The $1.4 billion cost blowout reported by the NBN Co last week has focused attention once again on the seemingly regular occurrence of large government infrastructure projects being delivered late and over budget.
Whether we look at the much-touted Public Private Partnerships (PPP) frameworks championed by state and federal governments of all persuasions, or in the NBN Co case, a government monopoly engaging with the private sector, the cost to the taxpayer invariably appears to be greater than first estimated.
Why might that be? Is it that we are systematically poor (in one direction) at estimating future costs? Or do political realities and parameters change? That there is a lot of risk and uncertainty in the world around us is certainly true, but why must it always be the case that the taxpayer is left with the “bill”?
Surely there must be something wrong with our government’s existing tendering and contracting processes that leads to this repeated occurrence. And there is. An alarmingly lack of both good governance and contract design, principles that we expect of the corporate sector, are only cursorily considered in the public sector.
Let’s deconstruct the problem a bit further. The most efficacious delivery of large infrastructure (and other government projects) will almost always involve some private sector engagement. The challenge is to garner that engagement on terms that create societal value.

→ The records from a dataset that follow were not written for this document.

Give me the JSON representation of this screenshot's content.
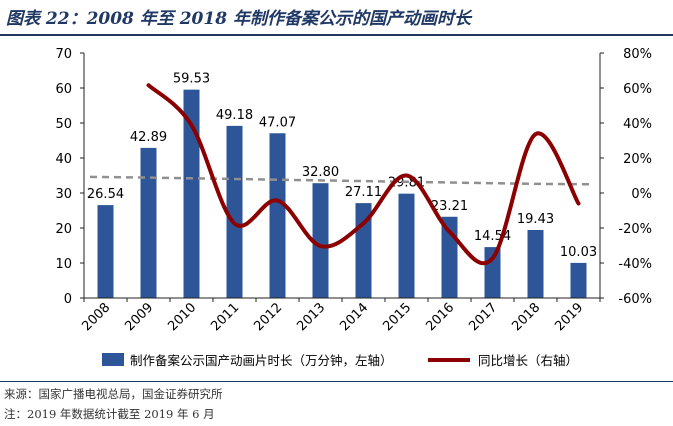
{
  "title": "图表 22：2008 年至 2018 年制作备案公示的国产动画时长",
  "source_note": "来源：国家广播电视总局，国金证券研究所",
  "footnote": "注：2019 年数据统计截至 2019 年 6 月",
  "chart_data": {
    "type": "bar",
    "categories": [
      "2008",
      "2009",
      "2010",
      "2011",
      "2012",
      "2013",
      "2014",
      "2015",
      "2016",
      "2017",
      "2018",
      "2019"
    ],
    "series": [
      {
        "name": "制作备案公示国产动画片时长（万分钟，左轴）",
        "type": "bar",
        "axis": "left",
        "values": [
          26.54,
          42.89,
          59.53,
          49.18,
          47.07,
          32.8,
          27.11,
          29.81,
          23.21,
          14.54,
          19.43,
          10.03
        ],
        "labels": [
          "26.54",
          "42.89",
          "59.53",
          "49.18",
          "47.07",
          "32.80",
          "27.11",
          "29.81",
          "23.21",
          "14.54",
          "19.43",
          "10.03"
        ],
        "color": "#2e5597"
      },
      {
        "name": "同比增长（右轴）",
        "type": "line",
        "axis": "right",
        "smooth": true,
        "values": [
          null,
          61.6,
          38.8,
          -17.4,
          -4.3,
          -30.3,
          -17.3,
          10.0,
          -22.1,
          -37.4,
          33.6,
          -6.0
        ],
        "color": "#8b0000"
      },
      {
        "type": "line",
        "axis": "left",
        "dashed": true,
        "values": [
          34.6,
          34.4,
          34.2,
          34.0,
          33.8,
          33.6,
          33.4,
          33.2,
          33.0,
          32.8,
          32.6,
          32.5
        ],
        "color": "#909090"
      }
    ],
    "left_axis": {
      "ylim": [
        0,
        70
      ],
      "ticks": [
        "0",
        "10",
        "20",
        "30",
        "40",
        "50",
        "60",
        "70"
      ]
    },
    "right_axis": {
      "ylim": [
        -60,
        80
      ],
      "ticks": [
        "-60%",
        "-40%",
        "-20%",
        "0%",
        "20%",
        "40%",
        "60%",
        "80%"
      ]
    },
    "grid": false,
    "legend_position": "bottom"
  }
}
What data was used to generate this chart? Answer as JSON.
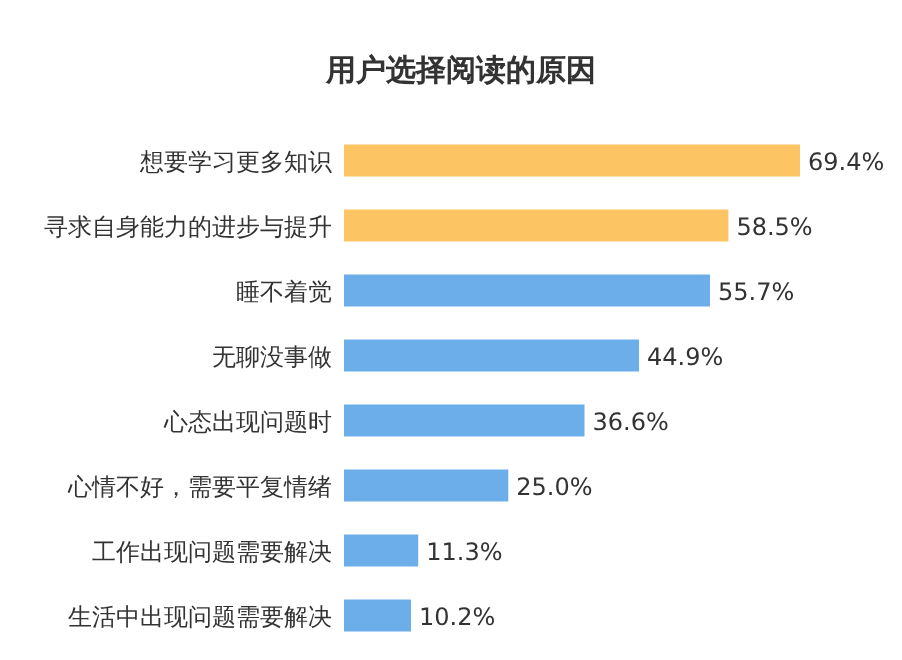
{
  "chart_data": {
    "type": "bar",
    "orientation": "horizontal",
    "title": "用户选择阅读的原因",
    "categories": [
      "想要学习更多知识",
      "寻求自身能力的进步与提升",
      "睡不着觉",
      "无聊没事做",
      "心态出现问题时",
      "心情不好，需要平复情绪",
      "工作出现问题需要解决",
      "生活中出现问题需要解决"
    ],
    "values": [
      69.4,
      58.5,
      55.7,
      44.9,
      36.6,
      25.0,
      11.3,
      10.2
    ],
    "value_labels": [
      "69.4%",
      "58.5%",
      "55.7%",
      "44.9%",
      "36.6%",
      "25.0%",
      "11.3%",
      "10.2%"
    ],
    "colors": [
      "#fcc463",
      "#fcc463",
      "#6caeea",
      "#6caeea",
      "#6caeea",
      "#6caeea",
      "#6caeea",
      "#6caeea"
    ]
  }
}
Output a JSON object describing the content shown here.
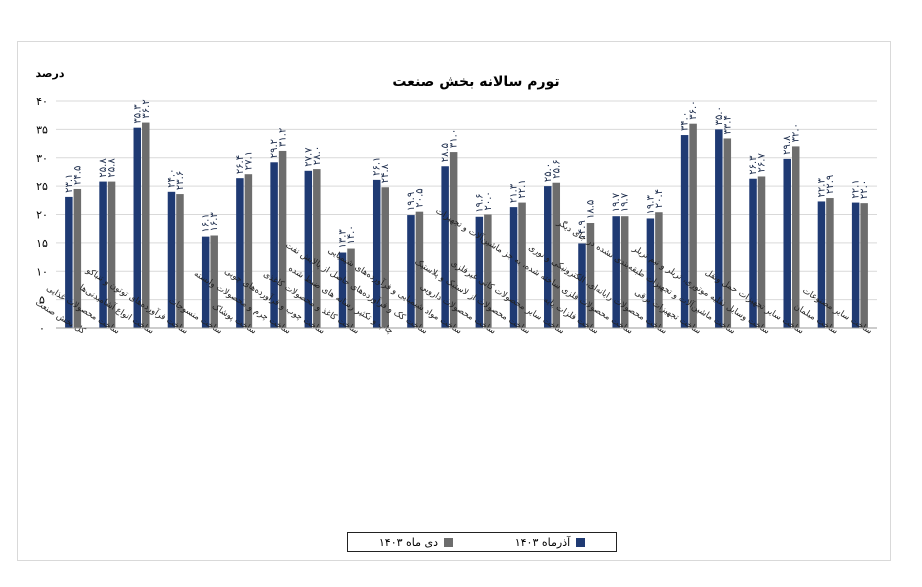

The tendering guidelines that most public sector entities adopt recognise the value in harnessing competition. Recourse to elementary microeconomics suggests that competition among potential bidders “for the market” (that is, to win the right to have some monopoly power) will result in the same efficiency outcomes as competition “in the market”.
The problem, in almost all real world contexts, however, is what economists refer to as an “asymmetry of information”. If one side of the market – in this case the bidders (or worse yet, only some bidders, so we don’t even get the real positive effects of competition) – have information about the likely outcomes (costs/benefits etc) and the other side (the government) doesn’t, then we would expect the informed party to appropriate more of the rents.